Chez le siberian husky et l’alaskan malamute, de nombreux animaux présentent une sorte de masque blanc sur la face (photo 14). Ce masque ressemble au masque des saluki grizzle et des lévriers afghans domino, mais il n’est pas gouverné par l’allèle EG. Son origine moléculaire et son déterminisme restent à explorer [3].
La robe seal, qui, à distance et sous éclairage naturel, peut apparaître chocolat foncé, est en fait composée de poils noirs et de poils fauves. Elle est décrite, par exemple, chez le shar pei, le petit lévrier italien et le boston terrier. Son déterminisme reste inconnu à ce jour.

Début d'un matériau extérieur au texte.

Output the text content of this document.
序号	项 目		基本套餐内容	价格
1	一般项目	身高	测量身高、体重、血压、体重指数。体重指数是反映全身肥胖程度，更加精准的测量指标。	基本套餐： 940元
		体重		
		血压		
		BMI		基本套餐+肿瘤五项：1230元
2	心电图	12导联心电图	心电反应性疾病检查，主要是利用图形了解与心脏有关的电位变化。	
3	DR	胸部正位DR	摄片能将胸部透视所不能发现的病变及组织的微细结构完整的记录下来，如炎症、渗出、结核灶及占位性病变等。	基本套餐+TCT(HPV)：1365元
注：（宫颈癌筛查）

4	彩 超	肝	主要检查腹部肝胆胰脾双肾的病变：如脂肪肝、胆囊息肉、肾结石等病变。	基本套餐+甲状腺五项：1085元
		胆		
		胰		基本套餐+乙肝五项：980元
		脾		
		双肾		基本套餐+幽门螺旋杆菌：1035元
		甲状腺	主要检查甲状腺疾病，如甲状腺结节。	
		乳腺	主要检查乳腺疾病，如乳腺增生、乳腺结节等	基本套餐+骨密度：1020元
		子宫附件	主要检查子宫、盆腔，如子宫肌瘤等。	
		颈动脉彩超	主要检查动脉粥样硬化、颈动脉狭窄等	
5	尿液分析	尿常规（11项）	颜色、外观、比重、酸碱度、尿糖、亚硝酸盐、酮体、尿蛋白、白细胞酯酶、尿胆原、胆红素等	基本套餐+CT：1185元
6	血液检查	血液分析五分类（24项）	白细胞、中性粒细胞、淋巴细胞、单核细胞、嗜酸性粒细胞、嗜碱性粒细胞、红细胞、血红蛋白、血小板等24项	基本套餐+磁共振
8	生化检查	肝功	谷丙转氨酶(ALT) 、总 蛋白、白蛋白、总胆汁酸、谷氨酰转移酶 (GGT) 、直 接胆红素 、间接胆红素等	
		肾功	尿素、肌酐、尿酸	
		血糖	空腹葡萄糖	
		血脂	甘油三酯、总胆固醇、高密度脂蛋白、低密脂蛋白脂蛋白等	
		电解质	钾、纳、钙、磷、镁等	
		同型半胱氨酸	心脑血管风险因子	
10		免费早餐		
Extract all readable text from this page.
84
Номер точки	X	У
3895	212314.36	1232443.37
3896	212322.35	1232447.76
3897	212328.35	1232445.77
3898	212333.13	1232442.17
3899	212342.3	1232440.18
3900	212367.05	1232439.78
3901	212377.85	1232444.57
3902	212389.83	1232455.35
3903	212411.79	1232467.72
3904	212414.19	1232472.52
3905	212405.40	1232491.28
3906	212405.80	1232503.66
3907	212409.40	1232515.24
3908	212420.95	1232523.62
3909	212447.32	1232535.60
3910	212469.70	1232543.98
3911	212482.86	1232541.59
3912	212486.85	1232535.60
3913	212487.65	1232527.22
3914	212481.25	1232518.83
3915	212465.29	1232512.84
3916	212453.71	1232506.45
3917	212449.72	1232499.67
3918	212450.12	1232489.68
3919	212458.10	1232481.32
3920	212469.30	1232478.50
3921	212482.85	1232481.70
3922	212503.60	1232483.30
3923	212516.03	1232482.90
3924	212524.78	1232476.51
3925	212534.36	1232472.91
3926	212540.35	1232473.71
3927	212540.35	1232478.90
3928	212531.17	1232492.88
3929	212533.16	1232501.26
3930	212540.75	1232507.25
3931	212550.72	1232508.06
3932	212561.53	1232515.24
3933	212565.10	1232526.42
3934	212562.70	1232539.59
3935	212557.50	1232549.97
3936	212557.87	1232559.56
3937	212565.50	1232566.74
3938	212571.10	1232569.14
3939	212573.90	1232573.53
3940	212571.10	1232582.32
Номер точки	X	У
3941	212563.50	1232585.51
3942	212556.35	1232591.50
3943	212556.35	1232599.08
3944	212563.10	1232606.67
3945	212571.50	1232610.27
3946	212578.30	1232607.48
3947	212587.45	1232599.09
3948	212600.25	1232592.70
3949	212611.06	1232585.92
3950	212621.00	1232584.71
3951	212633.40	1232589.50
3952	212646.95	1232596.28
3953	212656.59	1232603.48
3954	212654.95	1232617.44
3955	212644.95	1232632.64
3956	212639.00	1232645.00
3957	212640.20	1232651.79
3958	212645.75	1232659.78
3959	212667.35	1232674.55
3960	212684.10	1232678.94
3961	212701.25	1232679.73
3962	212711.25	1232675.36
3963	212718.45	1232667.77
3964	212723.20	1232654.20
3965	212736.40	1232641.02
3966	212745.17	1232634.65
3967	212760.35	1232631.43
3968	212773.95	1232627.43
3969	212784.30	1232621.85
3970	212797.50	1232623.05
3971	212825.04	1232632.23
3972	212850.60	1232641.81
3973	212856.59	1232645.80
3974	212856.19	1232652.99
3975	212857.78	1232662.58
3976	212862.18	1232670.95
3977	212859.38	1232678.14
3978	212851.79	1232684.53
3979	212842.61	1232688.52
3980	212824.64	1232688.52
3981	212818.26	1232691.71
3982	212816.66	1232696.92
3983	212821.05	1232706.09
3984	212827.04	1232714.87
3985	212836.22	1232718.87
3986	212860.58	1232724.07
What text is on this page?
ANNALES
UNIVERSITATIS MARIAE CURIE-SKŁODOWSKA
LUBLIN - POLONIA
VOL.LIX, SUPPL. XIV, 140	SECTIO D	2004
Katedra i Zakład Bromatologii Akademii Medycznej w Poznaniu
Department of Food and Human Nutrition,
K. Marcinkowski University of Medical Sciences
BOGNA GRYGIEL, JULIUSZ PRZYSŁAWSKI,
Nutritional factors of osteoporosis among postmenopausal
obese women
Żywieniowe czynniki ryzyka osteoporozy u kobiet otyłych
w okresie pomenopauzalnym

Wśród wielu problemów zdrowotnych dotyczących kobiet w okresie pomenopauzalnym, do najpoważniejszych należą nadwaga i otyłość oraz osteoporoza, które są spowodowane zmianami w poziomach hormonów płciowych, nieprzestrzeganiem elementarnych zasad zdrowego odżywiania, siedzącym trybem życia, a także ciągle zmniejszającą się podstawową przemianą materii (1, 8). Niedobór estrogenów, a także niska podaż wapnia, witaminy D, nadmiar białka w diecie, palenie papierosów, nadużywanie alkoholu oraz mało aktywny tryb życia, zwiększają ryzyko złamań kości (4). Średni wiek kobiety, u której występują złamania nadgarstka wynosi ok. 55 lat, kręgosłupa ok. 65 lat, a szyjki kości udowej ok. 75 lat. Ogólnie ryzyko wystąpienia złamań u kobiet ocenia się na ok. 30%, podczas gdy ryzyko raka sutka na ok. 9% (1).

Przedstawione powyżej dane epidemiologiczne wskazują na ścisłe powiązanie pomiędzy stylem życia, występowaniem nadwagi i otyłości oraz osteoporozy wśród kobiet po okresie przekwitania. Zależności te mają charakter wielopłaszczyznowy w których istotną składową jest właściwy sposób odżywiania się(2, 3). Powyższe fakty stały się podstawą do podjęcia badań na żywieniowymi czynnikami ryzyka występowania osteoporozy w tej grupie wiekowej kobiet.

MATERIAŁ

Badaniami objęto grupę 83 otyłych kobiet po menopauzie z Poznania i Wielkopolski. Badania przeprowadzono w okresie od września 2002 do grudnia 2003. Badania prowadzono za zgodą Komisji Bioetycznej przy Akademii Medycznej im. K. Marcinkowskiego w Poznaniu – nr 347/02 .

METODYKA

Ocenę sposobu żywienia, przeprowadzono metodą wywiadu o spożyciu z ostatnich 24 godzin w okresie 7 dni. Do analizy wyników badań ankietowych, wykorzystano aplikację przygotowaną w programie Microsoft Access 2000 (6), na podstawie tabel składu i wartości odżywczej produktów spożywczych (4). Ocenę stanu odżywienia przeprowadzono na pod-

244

De nombreux allèles de pigmentation, décrits de façon théorique depuis plusieurs dizaines d’années, ont été confirmés par les données récentes de la génétique moléculaire. Les progrès de génétique canine ont également permis d’attribuer des allèles à de nouveaux locus, comme le locus K, et d’élucider des données de croisement qui n’avaient pu l’être par la génétique classique. Cependant, certaines couleurs restant inexpliquées à ce jour, de nouveaux gènes impliqués dans la couleur du poil seront certainement identifiés dans les années à venir.
(1) En France, les tests sont disponibles auprès des laboratoires Antagene, www.antagene.com, et Genindexe, www.genindexe.com.
(2) Lorsque la pénétrance est incomplète, un chien n’exprime pas toujours son génotype (dans le cas du patron merle, un chien M/M qui n’est pas merle).
→ Les récents progrès de la génétique canine ont permis d’identifier de nombreux gènes et mutations gouvernant les couleurs des robes canines.
→ Des allèles ont pu être attribués à de nouveaux locus (K par exemple).
→ Les nombreuses interactions entre locus expliquent la grande variété de couleurs.
→ Ces découvertes ont permis le développement de tests génétiques utilisables par les éleveurs pour sélectionner les reproducteurs et obtenir des chiots de la couleur désirée.
→ Plusieurs locus restent encore à caractériser moléculairement.